GM CEO Rick Wagoner has said he will continue the rebate wars because they help GM gain market share and profits.
Schrempp is forecasting only a slight increase in market share for the Chrysler group in 2003.
In the fourth quarter, the Chrysler group altered its marketing strategy to combat GM. It accepted a markedly lower per-vehicle operating profit - $124 in the fourth quarter compared with $524 in the third quarter - and pushed into leasing, the financial data show.
U.S. marketing costs for the Chrysler group as a percentage of revenue hit a whopping 23.6 percent in the fourth quarter of 2002, seven percentage points higher than the third quarter.

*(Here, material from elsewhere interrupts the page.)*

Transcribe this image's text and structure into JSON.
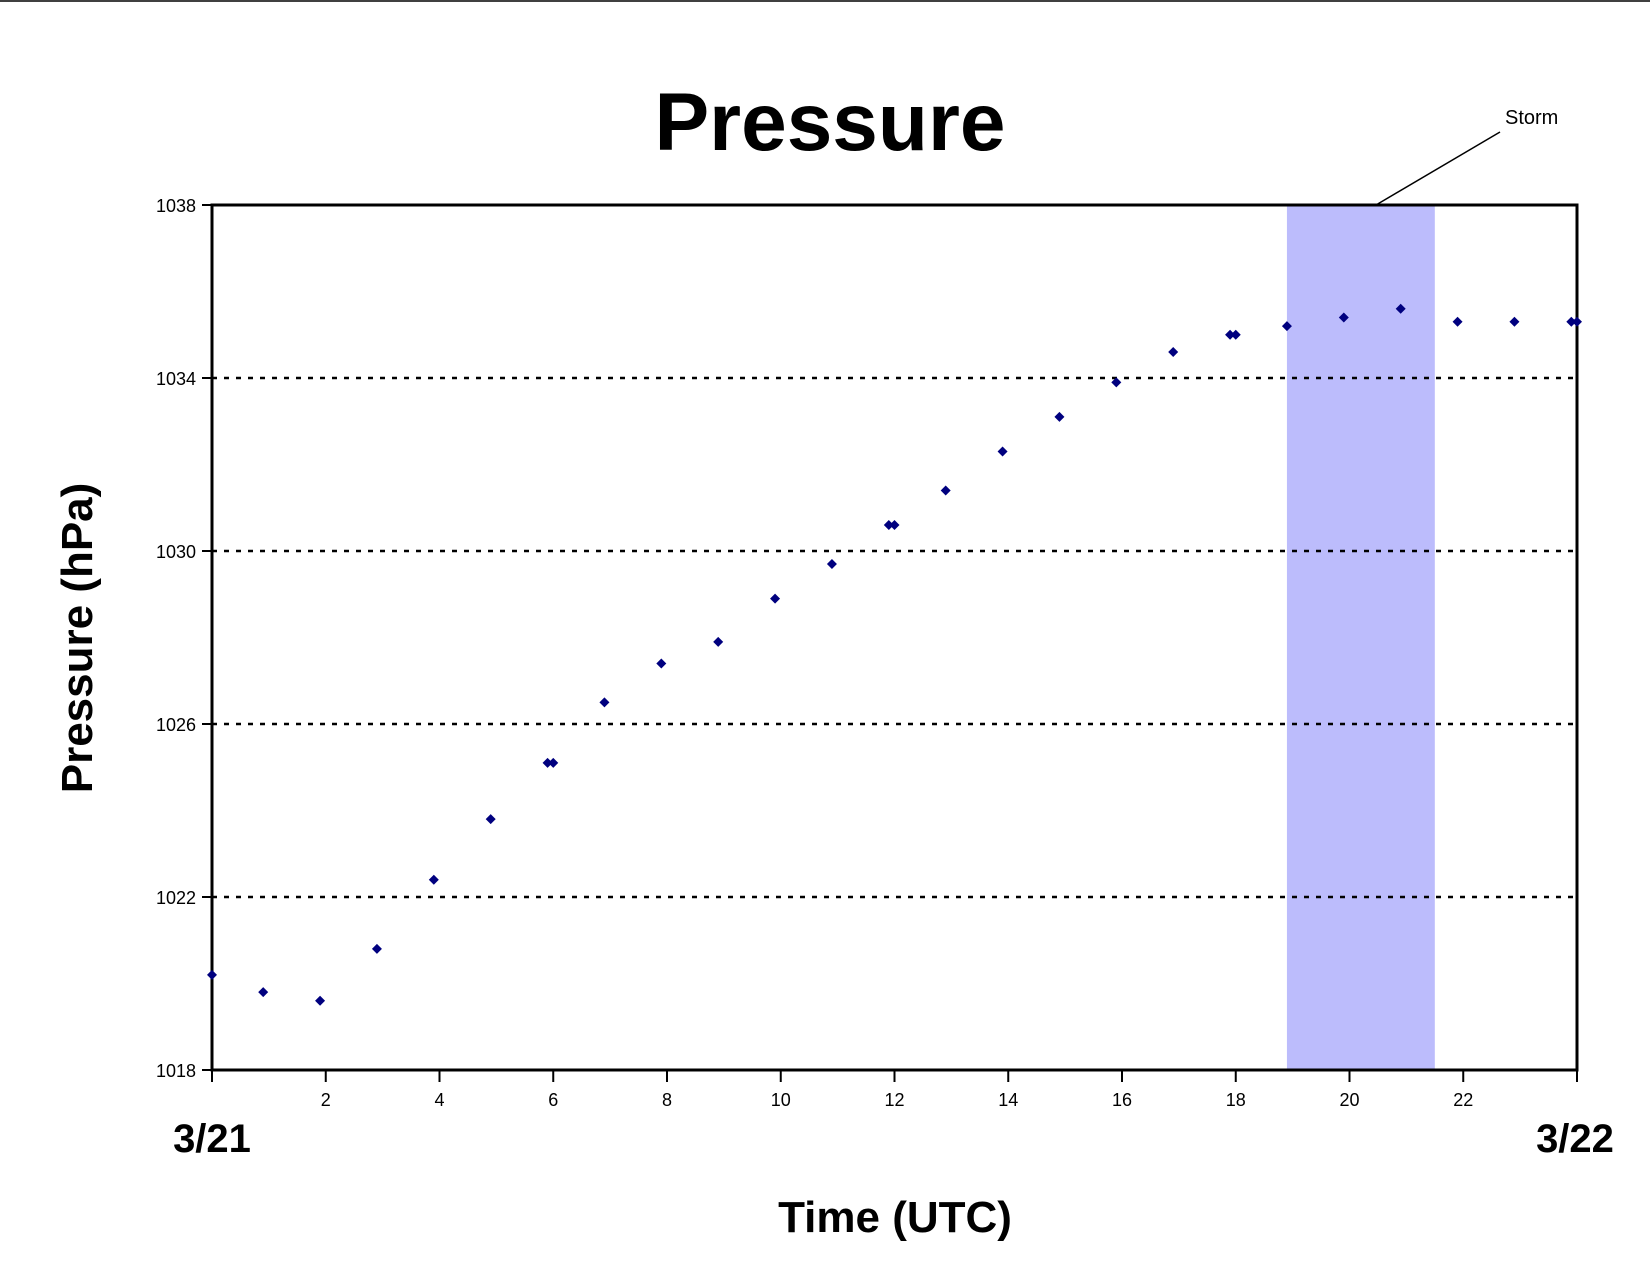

The company also turned to leasing to fight GM.
In the fourth quarter of 2002, 17.3 percent of the Chrysler group's U.S. retail transactions were leases, seven percentage points higher than the third quarter.
Despite the higher incentives and leasing, the company's U.S. vehicle supply climbed to 75 days in the fourth quarter of 2002, seven more days than the third quarter.
Chrysler group sales fell 14.1 percent in the fourth quarter to 481,587 units from the fourth quarter of 2001.
The Chrysler group does not release production forecasts.
But last week the company said its first quarter vehicle build would fall below the 670,856 units built in the first quarter of 2002.